Friday, February 9, 2018

Giving Skills and Content a Purpose


Why did she do that?
When was this article written? I feel like it’s talking about millennials and not us.
Which values did you choose? Let me see your paper!

One of my favorite moments in teaching: when kids walk into class already talking about the topic before the bell has even rung. That’s when I know I’ve hit the sweet spot where purpose meets learning, and motivation and classroom management take care of themselves. That happened a lot over the last 2 weeks in 10th grade, so I want to examine what works so well with this unit which centers on A Doll’s House, a late 19th century modern prose drama by the Norwegian playwright Henrik Ibsen (full text available from Project Gutenberg). 

We know purpose is hugely motivating, so I never title my English units with genre, time period, or name of work. The unit on poetry is “Paying Attention” because we can and we must when we have so few words to work with; the unit on A Doll’s House is “Finding Myself” because that is the protagonist’s epiphany at the end, and our response is to begin the work of finding ourselves now, before we find ourselves in Nora’s dilemma. 

The essential question for the literature portion of the unit is “Why would a reasonable, rational, normal human being do that?” If you were an actor trying out for a part, even a minor one, you would have to figure out that character’s motivation and backstory just from what she says and does, and what other characters say about her—and whatever they think, you have to be able to read her lines with empathy and believability. It’s a lot like life: There is no omniscient narrator telling you why people are doing what they’re doing, or what they’re thinking while they’re doing it. No one acts “crazy”—given how they’ve experienced and perceive the world. Inference is a life skill: “Why would a reasonable, rational, normal human being do that?” Actually, I got a lot of those ideas from the excellent human resources book Crucial Confrontations, and I said to myself—hey! That’s what we have to do when we read drama! 

While pursuing this essential question, we practice reading strategies. First I read and model them. Then groups read and do them on their own. Then students can do them on their own. (See below for the reading journal that guides us through the reading looking at quotations from the text and what we infer about character and motivation from them, as well as requiring the use of several other reading strategies, paying attention to how the playwright guides our responses and to the role of minor characters.) We wrap up with a whole group discussion (see questions at the end of the reading journal) that segues into the writing/response portion of the “Finding Myself” unit.

The essential question for the writing/response portion of the unit is “Who am I?” We subdivide it into 3 parts: Who am I culturally, temperamentally, and spiritually? For nonfiction reading practice as well as for content on which to practice the skill of synthesis, we address each of those parts with content and discussion: for culture, we read “The Values Americans Live By,” mark which end of the continuum we fall on for each of the 13 cultural values, and select the 3 that are strongest for us; for temperament, we take one or more Myers-Briggs inventory and research and discuss what that meant (see Google Classroom announcement below); for spirituality, we work in groups on this Google Doc that gives students various Bible passages to research, explain, and connect, related to 2 principles about individual identity. 

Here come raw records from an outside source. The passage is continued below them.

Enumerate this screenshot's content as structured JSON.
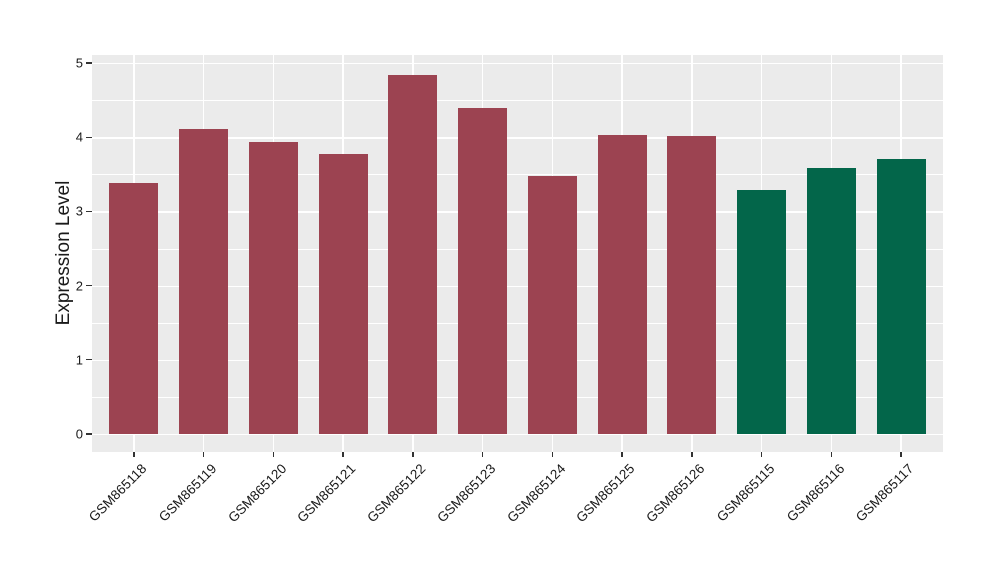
{
  "chart_data": {
    "type": "bar",
    "title": "",
    "xlabel": "",
    "ylabel": "Expression Level",
    "categories": [
      "GSM865118",
      "GSM865119",
      "GSM865120",
      "GSM865121",
      "GSM865122",
      "GSM865123",
      "GSM865124",
      "GSM865125",
      "GSM865126",
      "GSM865115",
      "GSM865116",
      "GSM865117"
    ],
    "values": [
      3.38,
      4.11,
      3.93,
      3.78,
      4.84,
      4.4,
      3.48,
      4.03,
      4.01,
      3.29,
      3.59,
      3.7
    ],
    "bar_groups": [
      "maroon",
      "maroon",
      "maroon",
      "maroon",
      "maroon",
      "maroon",
      "maroon",
      "maroon",
      "maroon",
      "green",
      "green",
      "green"
    ],
    "group_colors": {
      "maroon": "#9C4351",
      "green": "#03664A"
    },
    "y_ticks": [
      0,
      1,
      2,
      3,
      4,
      5
    ],
    "y_minor_ticks": [
      0.5,
      1.5,
      2.5,
      3.5,
      4.5
    ],
    "ylim": [
      -0.24,
      5.08
    ],
    "bar_width_ratio": 0.7,
    "grid": true,
    "legend_position": "none",
    "colors": {
      "panel_background": "#EBEBEB",
      "gridline": "#FFFFFF",
      "tick_mark": "#333333",
      "text": "#1A1A1A",
      "page_background": "#FFFFFF"
    }
  }
}
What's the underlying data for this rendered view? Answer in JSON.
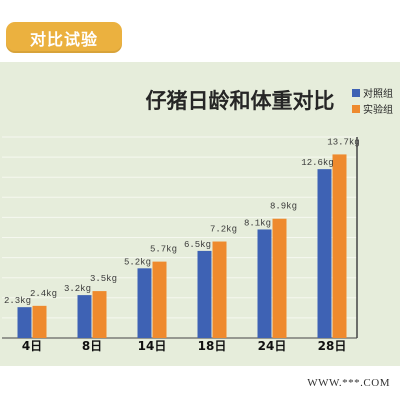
{
  "badge": {
    "label": "对比试验"
  },
  "theme": {
    "badge_color": "#ebb13f",
    "chart_background": "#e6eddb",
    "gridline_color": "#f6f8f0",
    "axis_color": "#444444"
  },
  "chart_data": {
    "type": "bar",
    "title": "仔猪日龄和体重对比",
    "xlabel": "",
    "ylabel": "",
    "categories": [
      "4日",
      "8日",
      "14日",
      "18日",
      "24日",
      "28日"
    ],
    "series": [
      {
        "name": "对照组",
        "color": "#3e62b4",
        "values": [
          2.3,
          3.2,
          5.2,
          6.5,
          8.1,
          12.6
        ],
        "labels": [
          "2.3kg",
          "3.2kg",
          "5.2kg",
          "6.5kg",
          "8.1kg",
          "12.6kg"
        ]
      },
      {
        "name": "实验组",
        "color": "#ee8a2e",
        "values": [
          2.4,
          3.5,
          5.7,
          7.2,
          8.9,
          13.7
        ],
        "labels": [
          "2.4kg",
          "3.5kg",
          "5.7kg",
          "7.2kg",
          "8.9kg",
          "13.7kg"
        ]
      }
    ],
    "ylim": [
      0,
      15
    ],
    "grid": true,
    "legend": "top-right"
  },
  "footer": {
    "watermark": "WWW.***.COM"
  }
}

That’s where we are now. When we come back to class after service week, we’ll begin on the final paper pulling it all together. Students saw the basic prompt at the beginning of the unit on the unit guide, we’ve been referring to it through our research, and when we come back, they’ll get this expanded prompt, couching it as an application essay for a summer academic or work program. It will also guide them through examining a model essay and beginning to brainstorm the order of their points, the logic for that order, and the support they will use (see here).

How do you give students purpose for learning skills and content?


Life isn’t something that is waiting for our students 3 or 7 or 17 years down the road when they finish school: it’s already happening to them in our classrooms and cafeterias, on the soccer field, at their jobs, in their homes, and everywhere in between. If we aren’t preparing them for that part of life—as well as the part that will happen next year, on the SAT, and in college—then we’re missing out on an amazing opportunity to tap into all the motivational power that purpose makes accessible.